Sequencing data from primary tumors and TISF-DNA in glioma patients, The genome of primary tumor (n = 60) represents the characteristics of glioma before surgery, 0-35d after surgery (n = 20) represents the genomic characteristics of minimal residual disease in tumor lumen at the early stage after surgical resection, 36-120d after surgery (n = 19) represents the genomic characteristics of glioma undergoing chemotherapy (low grade) and chemoradiotherapy (high grade), and 120d after surgery (n = 38) represents genomic characteristics of further chemotherapy during treatment, and radiographic tumor recurrence was found in 26 patients at the time of sampling.

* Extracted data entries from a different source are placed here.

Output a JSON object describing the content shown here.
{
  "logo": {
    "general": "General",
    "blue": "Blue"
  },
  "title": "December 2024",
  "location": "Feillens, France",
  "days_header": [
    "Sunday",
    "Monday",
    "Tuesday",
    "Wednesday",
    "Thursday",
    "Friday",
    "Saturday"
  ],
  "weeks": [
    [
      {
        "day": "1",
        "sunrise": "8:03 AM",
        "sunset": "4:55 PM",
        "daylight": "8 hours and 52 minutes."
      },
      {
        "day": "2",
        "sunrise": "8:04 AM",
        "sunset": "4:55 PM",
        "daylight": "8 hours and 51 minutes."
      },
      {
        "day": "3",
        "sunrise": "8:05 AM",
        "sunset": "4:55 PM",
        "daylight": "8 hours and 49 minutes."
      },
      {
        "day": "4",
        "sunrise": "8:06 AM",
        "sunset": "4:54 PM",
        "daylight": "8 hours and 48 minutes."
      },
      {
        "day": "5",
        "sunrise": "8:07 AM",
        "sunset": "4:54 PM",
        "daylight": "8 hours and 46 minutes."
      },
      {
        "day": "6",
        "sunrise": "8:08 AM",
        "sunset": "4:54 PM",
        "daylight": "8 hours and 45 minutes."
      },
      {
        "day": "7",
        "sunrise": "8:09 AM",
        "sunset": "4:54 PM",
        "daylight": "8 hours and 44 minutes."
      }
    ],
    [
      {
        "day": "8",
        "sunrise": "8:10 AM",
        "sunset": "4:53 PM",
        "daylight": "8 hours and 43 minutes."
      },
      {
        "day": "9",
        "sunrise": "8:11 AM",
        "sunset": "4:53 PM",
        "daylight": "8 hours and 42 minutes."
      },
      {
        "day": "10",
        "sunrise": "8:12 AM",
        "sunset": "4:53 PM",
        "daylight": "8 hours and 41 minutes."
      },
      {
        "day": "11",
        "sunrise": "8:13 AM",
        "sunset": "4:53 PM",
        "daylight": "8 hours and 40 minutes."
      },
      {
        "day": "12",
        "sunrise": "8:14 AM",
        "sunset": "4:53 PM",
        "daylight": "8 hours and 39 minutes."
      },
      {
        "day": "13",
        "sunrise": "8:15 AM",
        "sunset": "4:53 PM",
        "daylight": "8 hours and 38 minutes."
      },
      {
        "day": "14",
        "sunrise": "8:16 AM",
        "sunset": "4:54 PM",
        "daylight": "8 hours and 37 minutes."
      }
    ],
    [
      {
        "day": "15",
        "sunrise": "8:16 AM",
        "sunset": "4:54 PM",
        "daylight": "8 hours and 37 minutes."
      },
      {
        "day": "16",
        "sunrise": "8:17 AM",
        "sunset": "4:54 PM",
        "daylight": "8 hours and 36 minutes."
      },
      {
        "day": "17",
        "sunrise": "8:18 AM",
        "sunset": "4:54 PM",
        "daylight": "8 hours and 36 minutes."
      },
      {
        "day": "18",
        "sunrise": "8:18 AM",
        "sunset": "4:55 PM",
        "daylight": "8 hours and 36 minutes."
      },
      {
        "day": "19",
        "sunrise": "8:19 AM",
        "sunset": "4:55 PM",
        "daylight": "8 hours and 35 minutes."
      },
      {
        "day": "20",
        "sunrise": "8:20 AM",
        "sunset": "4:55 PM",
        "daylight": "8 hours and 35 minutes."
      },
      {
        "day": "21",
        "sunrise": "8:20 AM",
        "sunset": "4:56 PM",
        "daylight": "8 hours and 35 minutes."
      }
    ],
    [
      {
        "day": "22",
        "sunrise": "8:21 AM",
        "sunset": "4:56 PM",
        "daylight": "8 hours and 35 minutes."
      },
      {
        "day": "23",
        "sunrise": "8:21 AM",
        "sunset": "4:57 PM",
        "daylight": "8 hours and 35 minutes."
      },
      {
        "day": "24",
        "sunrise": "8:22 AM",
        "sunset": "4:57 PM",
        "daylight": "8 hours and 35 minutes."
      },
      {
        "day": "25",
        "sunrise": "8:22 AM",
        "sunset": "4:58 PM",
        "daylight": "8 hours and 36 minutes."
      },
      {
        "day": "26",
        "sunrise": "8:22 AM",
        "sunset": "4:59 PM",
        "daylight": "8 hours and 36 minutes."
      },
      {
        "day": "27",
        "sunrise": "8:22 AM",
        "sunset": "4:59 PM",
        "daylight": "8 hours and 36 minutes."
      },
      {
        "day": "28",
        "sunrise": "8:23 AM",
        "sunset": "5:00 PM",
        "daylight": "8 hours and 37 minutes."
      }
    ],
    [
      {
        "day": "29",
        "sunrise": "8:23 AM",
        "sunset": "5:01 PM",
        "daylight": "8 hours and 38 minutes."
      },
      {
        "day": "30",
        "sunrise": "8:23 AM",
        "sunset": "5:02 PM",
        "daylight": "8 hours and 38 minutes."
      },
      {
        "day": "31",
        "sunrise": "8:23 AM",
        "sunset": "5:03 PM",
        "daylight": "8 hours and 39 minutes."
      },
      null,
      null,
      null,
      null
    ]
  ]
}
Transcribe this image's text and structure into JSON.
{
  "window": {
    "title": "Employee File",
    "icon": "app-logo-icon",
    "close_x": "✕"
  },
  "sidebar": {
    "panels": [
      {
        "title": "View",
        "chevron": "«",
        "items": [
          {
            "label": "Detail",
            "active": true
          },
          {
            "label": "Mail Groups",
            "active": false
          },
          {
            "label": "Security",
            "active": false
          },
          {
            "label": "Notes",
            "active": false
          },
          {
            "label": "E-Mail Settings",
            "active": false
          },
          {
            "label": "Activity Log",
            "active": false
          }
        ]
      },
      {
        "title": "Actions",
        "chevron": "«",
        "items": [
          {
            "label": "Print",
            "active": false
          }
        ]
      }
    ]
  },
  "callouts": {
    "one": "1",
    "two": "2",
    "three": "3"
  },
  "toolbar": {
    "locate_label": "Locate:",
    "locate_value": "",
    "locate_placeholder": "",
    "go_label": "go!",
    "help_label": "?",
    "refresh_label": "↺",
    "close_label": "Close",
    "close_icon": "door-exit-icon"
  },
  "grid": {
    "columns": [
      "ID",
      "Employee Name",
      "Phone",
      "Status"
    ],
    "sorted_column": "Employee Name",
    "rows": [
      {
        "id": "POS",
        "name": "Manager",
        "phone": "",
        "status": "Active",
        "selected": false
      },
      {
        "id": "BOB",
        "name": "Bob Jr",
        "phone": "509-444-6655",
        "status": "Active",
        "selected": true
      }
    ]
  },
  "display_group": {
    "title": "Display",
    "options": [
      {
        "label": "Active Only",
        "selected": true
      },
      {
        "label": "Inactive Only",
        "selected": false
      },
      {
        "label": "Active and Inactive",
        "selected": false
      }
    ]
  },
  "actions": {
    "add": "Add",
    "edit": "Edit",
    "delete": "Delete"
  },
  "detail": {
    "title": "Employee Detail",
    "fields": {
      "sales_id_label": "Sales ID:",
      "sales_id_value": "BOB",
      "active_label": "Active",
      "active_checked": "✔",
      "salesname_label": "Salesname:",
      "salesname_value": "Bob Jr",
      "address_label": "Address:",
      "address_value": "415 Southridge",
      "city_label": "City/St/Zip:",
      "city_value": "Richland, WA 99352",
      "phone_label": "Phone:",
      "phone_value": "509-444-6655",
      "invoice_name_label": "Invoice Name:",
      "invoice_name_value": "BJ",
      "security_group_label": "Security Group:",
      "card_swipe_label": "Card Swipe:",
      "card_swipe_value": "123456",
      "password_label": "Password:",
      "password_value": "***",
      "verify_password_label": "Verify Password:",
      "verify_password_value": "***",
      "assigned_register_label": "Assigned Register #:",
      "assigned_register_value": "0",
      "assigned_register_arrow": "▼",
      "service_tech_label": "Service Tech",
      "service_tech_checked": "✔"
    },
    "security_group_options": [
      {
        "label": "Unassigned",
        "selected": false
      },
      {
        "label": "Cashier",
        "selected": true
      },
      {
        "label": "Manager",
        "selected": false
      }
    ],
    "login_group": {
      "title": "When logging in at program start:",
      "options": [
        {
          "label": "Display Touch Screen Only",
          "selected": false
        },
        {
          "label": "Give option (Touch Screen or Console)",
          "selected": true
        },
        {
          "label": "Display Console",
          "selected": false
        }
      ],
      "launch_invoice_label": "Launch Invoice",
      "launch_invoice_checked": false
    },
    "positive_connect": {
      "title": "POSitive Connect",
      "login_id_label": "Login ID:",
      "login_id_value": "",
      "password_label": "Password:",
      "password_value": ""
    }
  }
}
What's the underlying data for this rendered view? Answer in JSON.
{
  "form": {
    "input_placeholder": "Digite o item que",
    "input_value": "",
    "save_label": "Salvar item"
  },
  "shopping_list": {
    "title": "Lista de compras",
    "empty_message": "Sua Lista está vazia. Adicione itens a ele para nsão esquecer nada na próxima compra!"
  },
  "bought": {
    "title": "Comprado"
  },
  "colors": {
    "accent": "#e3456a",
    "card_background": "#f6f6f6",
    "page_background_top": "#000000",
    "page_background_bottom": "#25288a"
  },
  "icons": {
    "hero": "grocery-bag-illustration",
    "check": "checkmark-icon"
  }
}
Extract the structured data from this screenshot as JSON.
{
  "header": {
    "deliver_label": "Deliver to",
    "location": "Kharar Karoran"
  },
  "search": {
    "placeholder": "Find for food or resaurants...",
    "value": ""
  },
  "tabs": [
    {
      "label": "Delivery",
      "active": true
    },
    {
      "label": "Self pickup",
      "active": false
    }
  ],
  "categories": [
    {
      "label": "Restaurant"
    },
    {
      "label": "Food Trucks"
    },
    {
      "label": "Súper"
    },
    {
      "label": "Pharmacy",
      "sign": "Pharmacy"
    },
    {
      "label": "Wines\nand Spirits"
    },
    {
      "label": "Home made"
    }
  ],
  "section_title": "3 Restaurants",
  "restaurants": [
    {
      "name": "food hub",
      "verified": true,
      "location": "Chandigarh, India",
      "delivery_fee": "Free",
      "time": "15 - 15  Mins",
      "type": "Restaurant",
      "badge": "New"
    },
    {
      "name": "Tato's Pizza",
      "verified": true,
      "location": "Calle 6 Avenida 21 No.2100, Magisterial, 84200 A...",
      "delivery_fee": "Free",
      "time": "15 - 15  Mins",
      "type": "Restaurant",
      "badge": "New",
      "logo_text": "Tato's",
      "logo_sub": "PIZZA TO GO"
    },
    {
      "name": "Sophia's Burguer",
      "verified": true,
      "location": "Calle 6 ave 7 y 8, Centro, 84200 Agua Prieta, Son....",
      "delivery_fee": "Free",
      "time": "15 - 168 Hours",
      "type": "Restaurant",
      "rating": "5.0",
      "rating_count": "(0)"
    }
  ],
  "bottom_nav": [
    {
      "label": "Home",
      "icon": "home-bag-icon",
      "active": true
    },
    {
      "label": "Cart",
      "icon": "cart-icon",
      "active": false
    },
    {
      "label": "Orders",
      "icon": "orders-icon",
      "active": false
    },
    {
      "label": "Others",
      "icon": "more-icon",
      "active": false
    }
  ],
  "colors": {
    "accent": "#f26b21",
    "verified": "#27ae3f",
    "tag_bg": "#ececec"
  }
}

In general, the genomes are different at different stages of the treatment process, but there is some similarity. For the primary tumor (Figure 1A), the mutation rates were TP53 (44%), IDH1 (39%), PTEN (24%), CIC (17%), EGFR (17%), NF1 (13%), ATRX (11%), NOTCH1 (11%), PIK3CA (11%), PIK3R1 (11%). At the stage of minimal residual disease 0-35d after surgery (Figure 1B), mutation rates were higher in NF1 (45%), SETD2 (45%), CIC (40%), TP53 (40%), BRCA2 (30%), GNAS (30%), PIK3R1 (30%), PTEN (30%), TSC1 (30%), TSC2 (30%). After treatment 36-120 days after surgery (Figure 1C), mutation rates were higher in NF1 (53%), TP53 (53%), TSC2 (47%), PTCH1 (42%), BRCA1 (37%), FAT1 (37%), BRCA2 (32%), EGFR (32%), NOTCH1 (32%), SETD2 (32%). 120d after surgery (FIG. 1D), the mutation rates were TP53 (37%), SETD2 (39%), IDH1 (26%), NF1 (26%), NOTCH1 (26%), RELA (24%), EGFR (16%), FAT1 (21%), GNAS (21%), TP53 (37%), SETD2 (39%), IDH1 (26%), NF1 (26%), NOTCH1 (26%). TSC2 (21%). For radiographic recurrence (FIG. 1E), the mutation rates were TP53 (58%), NF1 (38%), SETD2 (38%), EGFR (35%), FAT1 (31%), PTEN (31%), RELA (31%), TSC2 (31%), BCOR (27%), CIC (27%). Gliomas at different stages were highly heterogeneous during postoperative treatment, with only 15.75% shared mutation rate and 84.25% private mutation rate (Figure 1F).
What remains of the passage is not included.